张玉兰不敢逼吴晓梦,却逼得吴能富没了法子,吴能文在得知他们在筹钱之后,也想出点钱,但是心有余而力不足,他们确实没有钱了。
张玉兰让吴能文来找吴晓梦借钱,吴晓梦不愿意出钱,借钱总行了吧?
没想到这话被刘秀英听见了,刘秀英不愿意给吴能武出钱,凭什么啊?她率先找到了吴晓梦,让吴晓梦不要借。

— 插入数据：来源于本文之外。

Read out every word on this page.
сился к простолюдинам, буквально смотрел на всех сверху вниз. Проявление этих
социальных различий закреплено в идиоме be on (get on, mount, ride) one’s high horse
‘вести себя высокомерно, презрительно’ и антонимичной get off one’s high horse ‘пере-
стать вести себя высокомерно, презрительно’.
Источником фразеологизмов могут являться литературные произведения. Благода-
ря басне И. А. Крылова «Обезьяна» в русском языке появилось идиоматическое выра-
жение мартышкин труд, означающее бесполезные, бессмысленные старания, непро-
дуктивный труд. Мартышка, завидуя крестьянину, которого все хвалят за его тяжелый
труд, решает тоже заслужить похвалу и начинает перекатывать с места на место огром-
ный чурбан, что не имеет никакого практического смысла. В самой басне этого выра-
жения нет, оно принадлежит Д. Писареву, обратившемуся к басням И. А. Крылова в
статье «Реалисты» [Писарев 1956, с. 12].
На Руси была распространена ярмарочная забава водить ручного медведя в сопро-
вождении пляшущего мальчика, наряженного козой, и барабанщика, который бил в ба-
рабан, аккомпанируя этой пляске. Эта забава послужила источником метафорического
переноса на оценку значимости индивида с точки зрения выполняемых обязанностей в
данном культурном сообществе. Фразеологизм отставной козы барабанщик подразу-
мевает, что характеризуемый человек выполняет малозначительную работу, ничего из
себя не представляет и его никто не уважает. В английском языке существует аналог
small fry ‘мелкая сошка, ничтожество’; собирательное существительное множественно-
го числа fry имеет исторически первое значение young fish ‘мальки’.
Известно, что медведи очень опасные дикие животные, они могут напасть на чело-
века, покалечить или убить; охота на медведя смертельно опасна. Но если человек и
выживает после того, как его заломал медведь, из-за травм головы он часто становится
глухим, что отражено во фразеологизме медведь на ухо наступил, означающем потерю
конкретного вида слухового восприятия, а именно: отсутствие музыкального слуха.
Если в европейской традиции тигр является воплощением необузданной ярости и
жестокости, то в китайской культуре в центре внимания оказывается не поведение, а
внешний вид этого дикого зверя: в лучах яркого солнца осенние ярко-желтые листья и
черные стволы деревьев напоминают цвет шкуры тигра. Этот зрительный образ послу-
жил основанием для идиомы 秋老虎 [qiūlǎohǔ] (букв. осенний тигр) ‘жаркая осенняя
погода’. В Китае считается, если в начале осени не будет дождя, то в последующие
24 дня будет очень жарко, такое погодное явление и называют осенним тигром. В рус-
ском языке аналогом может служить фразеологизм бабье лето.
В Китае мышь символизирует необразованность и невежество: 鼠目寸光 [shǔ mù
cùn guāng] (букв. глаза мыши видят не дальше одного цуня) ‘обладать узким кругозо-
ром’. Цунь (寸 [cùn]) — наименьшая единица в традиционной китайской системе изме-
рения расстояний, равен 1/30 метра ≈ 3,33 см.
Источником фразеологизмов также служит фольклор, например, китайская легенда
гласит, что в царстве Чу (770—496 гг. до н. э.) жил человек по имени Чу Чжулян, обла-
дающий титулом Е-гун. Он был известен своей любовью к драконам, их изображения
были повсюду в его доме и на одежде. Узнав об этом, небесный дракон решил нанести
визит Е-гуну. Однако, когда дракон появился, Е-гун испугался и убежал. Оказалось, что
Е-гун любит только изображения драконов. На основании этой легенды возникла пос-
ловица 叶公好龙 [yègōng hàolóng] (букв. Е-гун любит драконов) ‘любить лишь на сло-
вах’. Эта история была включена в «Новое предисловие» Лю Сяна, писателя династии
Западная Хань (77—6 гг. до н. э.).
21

她就算不来说,吴晓梦也不会借钱,所以在吴能文找上门的时候,直接拒绝了,还劝他,“大哥,吴能武做的这个事,本来就应该受到惩罚,我们为什么要出这个钱,这也不关你的事。”
吴能文坐在吴晓梦家客厅,和她家精致漂亮的装修比起来,自家那房子就像出租房。
“都是为了爸妈,他们老两口在村里借了两千块钱,还差五千,你没看到妈,担心得头发都白了。”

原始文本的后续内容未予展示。